Now, let's check the groupwise traning alternative.

In [10]:
quantile_estimator_list = []
nc_list = []
for i in range(len(categories)):
    quantile_estimator_list.append(helper.AllQNet_RegressorAdapter(model=None,
                                                     fit_params=None,
                                                     in_shape=in_shape,
                                                     hidden_size=hidden_size,
                                                     quantiles=quantiles_net,
                                                     learn_func=nn_learn_func,
                                                     epochs=epochs,
                                                     batch_size=batch_size,
                                                     dropout=dropout,
                                                     lr=lr,
                                                     wd=wd,
                                                     test_ratio=cv_test_ratio,
                                                     random_state=cv_random_state,
                                                     use_rearrangement=False))      

    # append CQR object
    nc_list.append(RegressorNc(quantile_estimator_list[i], QuantileRegAsymmetricErrFunc()))

# run CQR procedure
y_lower, y_upper = helper.run_icp_sep(nc_list, x_train, y_train, x_test, idx_train, idx_cal, alpha, condition)

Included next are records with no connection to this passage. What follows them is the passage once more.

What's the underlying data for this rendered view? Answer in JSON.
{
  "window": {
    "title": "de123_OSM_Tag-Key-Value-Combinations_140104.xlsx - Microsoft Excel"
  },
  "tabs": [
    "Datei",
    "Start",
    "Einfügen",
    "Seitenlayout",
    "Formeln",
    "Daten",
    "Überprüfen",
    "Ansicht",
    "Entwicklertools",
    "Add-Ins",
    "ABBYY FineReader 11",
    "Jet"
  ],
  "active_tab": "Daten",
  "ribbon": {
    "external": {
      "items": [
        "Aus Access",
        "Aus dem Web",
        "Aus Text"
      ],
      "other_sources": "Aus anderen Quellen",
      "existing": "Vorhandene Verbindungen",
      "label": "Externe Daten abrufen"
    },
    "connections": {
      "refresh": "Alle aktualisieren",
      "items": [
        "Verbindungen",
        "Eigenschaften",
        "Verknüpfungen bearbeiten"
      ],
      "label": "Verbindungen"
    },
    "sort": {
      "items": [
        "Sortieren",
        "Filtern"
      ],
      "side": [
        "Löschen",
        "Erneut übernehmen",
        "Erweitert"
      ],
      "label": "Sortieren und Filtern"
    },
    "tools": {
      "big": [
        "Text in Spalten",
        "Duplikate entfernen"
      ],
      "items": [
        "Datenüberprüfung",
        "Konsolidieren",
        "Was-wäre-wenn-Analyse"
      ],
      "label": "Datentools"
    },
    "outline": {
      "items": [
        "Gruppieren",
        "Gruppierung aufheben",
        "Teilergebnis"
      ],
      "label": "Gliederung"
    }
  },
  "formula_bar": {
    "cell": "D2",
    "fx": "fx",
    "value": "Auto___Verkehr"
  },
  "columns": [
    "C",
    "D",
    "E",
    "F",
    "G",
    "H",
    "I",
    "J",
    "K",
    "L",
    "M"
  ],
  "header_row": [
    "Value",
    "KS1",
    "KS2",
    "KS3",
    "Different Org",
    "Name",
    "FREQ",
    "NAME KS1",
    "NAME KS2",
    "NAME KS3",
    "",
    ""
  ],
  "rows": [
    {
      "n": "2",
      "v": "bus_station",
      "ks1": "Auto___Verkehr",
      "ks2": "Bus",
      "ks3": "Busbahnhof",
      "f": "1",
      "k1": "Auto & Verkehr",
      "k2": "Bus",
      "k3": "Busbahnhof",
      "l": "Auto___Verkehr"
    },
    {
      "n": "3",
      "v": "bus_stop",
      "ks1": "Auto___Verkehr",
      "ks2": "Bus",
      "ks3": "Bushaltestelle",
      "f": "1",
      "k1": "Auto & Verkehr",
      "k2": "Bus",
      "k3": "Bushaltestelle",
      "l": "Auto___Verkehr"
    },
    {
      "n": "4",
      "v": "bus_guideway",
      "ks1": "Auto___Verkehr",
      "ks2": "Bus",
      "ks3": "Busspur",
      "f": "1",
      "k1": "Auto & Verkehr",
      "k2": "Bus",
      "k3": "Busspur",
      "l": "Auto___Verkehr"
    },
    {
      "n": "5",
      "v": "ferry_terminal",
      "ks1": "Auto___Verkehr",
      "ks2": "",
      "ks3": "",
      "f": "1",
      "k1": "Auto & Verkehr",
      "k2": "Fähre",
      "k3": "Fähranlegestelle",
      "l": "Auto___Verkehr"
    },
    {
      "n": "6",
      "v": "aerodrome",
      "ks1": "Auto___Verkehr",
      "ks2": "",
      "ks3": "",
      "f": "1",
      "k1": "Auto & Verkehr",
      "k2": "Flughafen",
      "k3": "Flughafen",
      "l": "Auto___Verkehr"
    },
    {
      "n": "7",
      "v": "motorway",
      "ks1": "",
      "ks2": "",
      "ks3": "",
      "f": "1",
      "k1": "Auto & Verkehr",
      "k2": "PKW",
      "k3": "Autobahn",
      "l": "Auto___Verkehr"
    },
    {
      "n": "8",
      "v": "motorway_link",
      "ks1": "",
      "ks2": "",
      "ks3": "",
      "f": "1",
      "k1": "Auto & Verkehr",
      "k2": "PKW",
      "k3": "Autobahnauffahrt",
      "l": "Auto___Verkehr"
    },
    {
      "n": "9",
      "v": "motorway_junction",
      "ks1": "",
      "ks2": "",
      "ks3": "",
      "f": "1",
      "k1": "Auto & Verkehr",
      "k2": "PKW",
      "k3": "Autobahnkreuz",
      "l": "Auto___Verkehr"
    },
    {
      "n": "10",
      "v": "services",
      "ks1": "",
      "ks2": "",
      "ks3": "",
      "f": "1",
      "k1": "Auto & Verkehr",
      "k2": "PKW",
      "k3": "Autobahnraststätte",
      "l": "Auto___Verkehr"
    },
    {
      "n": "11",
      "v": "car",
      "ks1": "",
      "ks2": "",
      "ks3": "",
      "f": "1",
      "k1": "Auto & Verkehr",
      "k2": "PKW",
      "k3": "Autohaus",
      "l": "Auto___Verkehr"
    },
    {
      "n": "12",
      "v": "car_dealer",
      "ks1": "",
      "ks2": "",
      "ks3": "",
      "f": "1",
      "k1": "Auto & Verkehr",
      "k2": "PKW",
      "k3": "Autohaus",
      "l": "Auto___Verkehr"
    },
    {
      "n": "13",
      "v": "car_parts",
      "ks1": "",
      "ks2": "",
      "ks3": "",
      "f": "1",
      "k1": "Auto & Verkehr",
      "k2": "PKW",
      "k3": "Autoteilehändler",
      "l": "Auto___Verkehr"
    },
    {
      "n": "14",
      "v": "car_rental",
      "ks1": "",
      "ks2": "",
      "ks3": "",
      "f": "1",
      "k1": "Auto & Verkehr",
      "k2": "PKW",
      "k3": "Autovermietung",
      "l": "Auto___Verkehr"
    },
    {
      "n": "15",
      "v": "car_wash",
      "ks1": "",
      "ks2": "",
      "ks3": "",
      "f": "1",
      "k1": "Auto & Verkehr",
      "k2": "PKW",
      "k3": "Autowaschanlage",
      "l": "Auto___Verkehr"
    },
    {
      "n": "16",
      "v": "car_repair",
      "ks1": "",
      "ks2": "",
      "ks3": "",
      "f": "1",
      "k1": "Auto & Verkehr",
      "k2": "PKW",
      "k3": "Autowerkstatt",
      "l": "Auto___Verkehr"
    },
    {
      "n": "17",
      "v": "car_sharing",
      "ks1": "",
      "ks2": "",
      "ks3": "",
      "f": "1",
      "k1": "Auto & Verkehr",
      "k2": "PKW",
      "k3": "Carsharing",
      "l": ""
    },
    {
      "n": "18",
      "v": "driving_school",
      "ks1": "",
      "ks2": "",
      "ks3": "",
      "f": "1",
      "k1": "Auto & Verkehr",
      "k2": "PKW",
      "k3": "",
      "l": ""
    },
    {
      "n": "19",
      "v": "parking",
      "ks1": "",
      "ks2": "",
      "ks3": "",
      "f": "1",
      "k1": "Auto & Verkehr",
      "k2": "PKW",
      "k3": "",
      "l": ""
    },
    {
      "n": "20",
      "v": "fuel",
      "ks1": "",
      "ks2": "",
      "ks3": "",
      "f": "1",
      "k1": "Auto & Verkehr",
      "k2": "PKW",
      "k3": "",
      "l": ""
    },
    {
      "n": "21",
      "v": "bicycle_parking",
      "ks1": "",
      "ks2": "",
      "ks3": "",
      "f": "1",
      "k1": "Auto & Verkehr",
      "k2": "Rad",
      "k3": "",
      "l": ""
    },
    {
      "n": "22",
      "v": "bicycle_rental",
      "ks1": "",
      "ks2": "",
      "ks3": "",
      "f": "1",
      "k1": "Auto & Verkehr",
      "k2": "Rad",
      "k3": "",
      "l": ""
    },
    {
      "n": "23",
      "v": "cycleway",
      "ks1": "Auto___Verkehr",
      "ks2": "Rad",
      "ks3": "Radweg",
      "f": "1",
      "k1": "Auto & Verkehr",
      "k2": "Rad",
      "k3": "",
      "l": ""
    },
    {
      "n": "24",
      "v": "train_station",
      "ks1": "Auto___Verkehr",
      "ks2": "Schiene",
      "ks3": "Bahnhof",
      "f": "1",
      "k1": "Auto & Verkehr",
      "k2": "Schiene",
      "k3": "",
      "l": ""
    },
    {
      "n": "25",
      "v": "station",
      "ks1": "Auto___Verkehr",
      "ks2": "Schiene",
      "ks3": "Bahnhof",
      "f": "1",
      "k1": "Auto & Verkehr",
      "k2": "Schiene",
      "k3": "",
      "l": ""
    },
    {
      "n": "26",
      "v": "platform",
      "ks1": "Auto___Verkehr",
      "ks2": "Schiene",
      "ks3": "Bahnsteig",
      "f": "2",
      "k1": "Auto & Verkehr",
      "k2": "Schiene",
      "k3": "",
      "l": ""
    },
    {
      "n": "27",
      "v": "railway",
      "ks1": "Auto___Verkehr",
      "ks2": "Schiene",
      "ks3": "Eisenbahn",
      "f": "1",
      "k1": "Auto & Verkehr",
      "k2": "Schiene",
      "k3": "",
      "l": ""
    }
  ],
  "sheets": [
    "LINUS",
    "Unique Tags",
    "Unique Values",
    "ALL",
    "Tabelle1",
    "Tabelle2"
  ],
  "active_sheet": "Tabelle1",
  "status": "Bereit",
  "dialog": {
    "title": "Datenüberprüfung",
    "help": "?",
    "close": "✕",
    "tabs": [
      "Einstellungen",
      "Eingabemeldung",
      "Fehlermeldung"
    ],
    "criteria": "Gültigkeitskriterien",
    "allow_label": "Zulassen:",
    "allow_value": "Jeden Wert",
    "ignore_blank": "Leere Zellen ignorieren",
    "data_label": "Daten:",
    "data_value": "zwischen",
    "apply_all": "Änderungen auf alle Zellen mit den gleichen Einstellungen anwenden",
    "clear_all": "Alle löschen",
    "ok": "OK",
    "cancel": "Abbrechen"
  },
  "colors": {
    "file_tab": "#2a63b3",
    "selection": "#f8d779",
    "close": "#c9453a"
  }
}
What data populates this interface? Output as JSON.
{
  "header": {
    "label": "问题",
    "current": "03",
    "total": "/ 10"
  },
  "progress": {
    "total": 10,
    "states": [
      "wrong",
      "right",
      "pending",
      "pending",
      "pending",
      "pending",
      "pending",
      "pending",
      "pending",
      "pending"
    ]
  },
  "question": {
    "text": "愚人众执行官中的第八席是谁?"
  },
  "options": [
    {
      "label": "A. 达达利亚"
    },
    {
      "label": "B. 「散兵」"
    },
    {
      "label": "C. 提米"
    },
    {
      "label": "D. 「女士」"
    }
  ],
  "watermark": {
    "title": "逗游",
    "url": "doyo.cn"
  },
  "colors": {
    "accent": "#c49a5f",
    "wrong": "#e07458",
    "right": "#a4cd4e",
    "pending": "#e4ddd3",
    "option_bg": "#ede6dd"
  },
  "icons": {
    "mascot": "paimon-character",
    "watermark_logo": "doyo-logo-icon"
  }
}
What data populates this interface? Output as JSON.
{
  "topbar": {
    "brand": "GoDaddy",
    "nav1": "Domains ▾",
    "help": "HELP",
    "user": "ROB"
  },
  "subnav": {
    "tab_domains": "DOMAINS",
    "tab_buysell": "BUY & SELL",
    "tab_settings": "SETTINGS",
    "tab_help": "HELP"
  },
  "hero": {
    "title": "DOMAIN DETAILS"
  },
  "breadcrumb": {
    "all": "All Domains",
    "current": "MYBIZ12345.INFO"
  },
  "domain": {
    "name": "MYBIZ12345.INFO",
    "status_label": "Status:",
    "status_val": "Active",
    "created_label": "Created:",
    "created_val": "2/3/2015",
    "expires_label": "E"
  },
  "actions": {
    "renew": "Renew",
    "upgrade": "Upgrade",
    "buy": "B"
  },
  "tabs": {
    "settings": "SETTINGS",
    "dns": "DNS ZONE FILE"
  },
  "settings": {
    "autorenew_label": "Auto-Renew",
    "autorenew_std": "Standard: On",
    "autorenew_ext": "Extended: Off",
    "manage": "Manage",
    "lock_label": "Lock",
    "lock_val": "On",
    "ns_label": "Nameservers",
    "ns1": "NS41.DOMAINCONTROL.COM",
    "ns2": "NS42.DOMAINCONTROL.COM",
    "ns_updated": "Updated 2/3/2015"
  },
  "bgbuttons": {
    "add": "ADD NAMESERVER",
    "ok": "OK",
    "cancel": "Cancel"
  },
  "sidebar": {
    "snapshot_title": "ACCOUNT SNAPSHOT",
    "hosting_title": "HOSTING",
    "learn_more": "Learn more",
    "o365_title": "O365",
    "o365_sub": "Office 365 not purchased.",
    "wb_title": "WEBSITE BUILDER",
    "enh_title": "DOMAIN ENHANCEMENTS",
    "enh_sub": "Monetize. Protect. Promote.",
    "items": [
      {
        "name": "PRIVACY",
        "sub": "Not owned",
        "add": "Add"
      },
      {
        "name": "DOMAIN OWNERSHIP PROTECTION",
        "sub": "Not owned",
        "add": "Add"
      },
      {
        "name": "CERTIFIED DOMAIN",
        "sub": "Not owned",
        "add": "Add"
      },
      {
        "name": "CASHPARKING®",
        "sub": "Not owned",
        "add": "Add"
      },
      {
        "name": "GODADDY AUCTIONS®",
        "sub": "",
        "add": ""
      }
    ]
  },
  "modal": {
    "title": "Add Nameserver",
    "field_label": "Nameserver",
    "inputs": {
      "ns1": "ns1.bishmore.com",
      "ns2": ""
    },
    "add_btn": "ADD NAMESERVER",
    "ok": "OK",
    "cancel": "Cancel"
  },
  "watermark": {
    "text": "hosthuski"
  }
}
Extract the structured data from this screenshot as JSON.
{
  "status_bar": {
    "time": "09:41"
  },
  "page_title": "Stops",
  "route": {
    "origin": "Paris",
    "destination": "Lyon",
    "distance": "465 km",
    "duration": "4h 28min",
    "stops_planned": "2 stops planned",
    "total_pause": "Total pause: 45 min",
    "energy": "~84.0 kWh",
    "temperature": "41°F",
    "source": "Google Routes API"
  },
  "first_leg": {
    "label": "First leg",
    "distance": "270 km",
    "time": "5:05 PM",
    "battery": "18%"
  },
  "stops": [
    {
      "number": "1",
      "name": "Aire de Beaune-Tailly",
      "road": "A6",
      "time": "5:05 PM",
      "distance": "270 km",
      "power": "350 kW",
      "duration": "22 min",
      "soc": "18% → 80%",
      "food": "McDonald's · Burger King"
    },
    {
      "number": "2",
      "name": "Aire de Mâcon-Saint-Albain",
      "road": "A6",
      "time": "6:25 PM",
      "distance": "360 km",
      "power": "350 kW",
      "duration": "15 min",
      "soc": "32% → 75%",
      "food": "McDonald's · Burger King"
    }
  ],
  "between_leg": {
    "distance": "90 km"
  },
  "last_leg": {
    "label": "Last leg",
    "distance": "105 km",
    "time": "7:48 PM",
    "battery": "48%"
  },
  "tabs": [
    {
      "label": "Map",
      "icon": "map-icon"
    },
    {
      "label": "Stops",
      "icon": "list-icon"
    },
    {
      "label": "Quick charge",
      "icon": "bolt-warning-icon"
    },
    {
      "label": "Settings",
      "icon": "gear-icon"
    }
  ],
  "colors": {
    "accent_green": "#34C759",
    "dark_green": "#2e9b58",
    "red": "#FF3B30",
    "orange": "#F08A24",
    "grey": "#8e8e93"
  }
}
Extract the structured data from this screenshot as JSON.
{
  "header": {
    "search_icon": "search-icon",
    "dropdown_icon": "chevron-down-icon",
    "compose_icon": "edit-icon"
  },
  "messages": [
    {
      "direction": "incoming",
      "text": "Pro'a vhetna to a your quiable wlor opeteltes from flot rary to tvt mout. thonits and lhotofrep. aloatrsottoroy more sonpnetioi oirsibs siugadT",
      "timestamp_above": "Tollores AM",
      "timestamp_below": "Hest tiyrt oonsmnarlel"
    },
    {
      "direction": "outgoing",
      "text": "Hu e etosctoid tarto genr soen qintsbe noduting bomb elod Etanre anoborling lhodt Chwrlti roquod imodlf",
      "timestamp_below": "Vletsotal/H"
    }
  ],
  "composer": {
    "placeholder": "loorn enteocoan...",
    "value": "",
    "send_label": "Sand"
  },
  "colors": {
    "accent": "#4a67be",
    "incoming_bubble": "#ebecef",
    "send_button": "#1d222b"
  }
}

method_name = "Conditional CQR Neural Network (groupwise)"

# compute and print average coverage and average length
coverage_sample, length_sample = helper.compute_coverage_per_sample(y_test,
                                                                    y_lower,
                                                                    y_upper,
                                                                    alpha,
                                                                    method_name,
                                                                    x_test,
                                                                    condition)

Conditional CQR Neural Network (groupwise): Group 0 : Percentage in the range (expecting 90.00): 91.614907
Conditional CQR Neural Network (groupwise): Group 0 : Average length: 2.648615
Conditional CQR Neural Network (groupwise): Group 1 : Percentage in the range (expecting 90.00): 89.666667
Conditional CQR Neural Network (groupwise): Group 1 : Average length: 3.086279


The average coverage (of this realization) is around the nominal level.

## Summary

In this experiment we illustrate how the coverage rates of the conditional methods are close to the target level. In our paper, we repeat this experiment for 40 different train-test splits and average the results. Then, the obtained coverage per group is exactly 90%. Moreover, the difference between joint and groupwise training becomes apparent, suggesting that for this data set the joint approach is more effective.